The Delhi High Court has ruled that protracted disciplinary inquiry against an employee by a management without adhering to a timeframe would be deemed as sheer harassment.
“Prolonged disciplinary inquiry against an employee should be avoided not only in his interest but in public interest and also in the interest of inspiring confidence in the minds of the employees,” Justice Rekha Sharma said.
The observations came while the court quashed Punjab and Sind Bank’s chargesheet and disciplinary proceedings against an employee, Som Nath Manocha, 27 years after he was accused of violating banking regulations. The court also ordered the Bank to release all his dues immediately.
Manocha, a scale II officer, had forgotten about the episode till the chargesheet was served on April 12, 2006, a few days before his retirement. The Bank had kept on hold all his dues totalling to Rs 21 lakh. The charge against him was that he stood guarantor in respect of four loans sanctioned by the Bank in 1980 in favour of a tyre company without official permission. The loans were not repaid.

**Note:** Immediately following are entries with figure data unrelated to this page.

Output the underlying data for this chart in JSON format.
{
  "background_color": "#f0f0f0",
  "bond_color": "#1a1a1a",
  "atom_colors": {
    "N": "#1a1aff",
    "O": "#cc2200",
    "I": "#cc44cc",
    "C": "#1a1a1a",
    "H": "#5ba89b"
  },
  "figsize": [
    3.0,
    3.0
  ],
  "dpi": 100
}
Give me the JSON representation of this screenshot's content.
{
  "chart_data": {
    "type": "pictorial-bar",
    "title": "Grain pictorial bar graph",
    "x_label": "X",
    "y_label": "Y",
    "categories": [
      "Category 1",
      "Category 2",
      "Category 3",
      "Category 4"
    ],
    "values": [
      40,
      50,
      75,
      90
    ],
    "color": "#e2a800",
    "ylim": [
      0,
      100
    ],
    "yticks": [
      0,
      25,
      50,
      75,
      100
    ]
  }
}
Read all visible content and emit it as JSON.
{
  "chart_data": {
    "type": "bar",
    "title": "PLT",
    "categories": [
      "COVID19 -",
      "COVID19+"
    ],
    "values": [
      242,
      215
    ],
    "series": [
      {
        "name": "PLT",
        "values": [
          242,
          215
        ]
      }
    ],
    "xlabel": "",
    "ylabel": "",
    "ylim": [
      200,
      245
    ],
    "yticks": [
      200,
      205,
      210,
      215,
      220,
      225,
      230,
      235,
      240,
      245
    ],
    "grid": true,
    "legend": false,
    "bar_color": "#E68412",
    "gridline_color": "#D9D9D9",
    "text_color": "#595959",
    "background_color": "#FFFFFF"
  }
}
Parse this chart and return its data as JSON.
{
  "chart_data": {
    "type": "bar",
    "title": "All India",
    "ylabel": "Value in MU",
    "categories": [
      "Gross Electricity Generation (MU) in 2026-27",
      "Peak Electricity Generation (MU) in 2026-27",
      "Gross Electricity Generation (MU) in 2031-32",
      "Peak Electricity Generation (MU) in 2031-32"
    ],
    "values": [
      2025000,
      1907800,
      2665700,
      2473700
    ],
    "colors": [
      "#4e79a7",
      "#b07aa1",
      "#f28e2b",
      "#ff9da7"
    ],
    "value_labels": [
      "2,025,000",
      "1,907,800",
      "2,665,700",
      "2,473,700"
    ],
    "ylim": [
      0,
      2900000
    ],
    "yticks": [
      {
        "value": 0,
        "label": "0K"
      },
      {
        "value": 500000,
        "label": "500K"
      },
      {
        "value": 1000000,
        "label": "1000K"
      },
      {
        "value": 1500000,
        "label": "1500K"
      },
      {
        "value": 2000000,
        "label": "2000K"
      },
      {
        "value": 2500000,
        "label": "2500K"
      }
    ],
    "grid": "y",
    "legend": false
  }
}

The 62-year-old told the Hindustan Times: “This was a deliberate act. The management had an axe to grind against me. I had got the permission to stand as guarantor but was made a scapegoat when the amount could not be recovered. I desperately needed the money to fund my son’s higher education. I was shattered. But now the court has come to my rescue. I am thankful to the judge and God,” he said.
The issue was clinched in Manocha’s favour when his counsel RK Saini submitted in the court two judgments where the Supreme Court had deprecated initiation of disciplinary proceedings against employees after a long gap. Observed Justice Sharma: “The case of the petitioner stands on a far better footing than the two cases decided by SC in which the delay was 10-12 years. In the present case, the delay is of 25 years”.
The court said, “There is no explanation as to why it has taken the Bank as many as 25 years to issue a chargesheet against the petitioner when it was known to it from 1980 or at least from the year 1984 that the petitioner stood guarantor for the aforesaid parties”.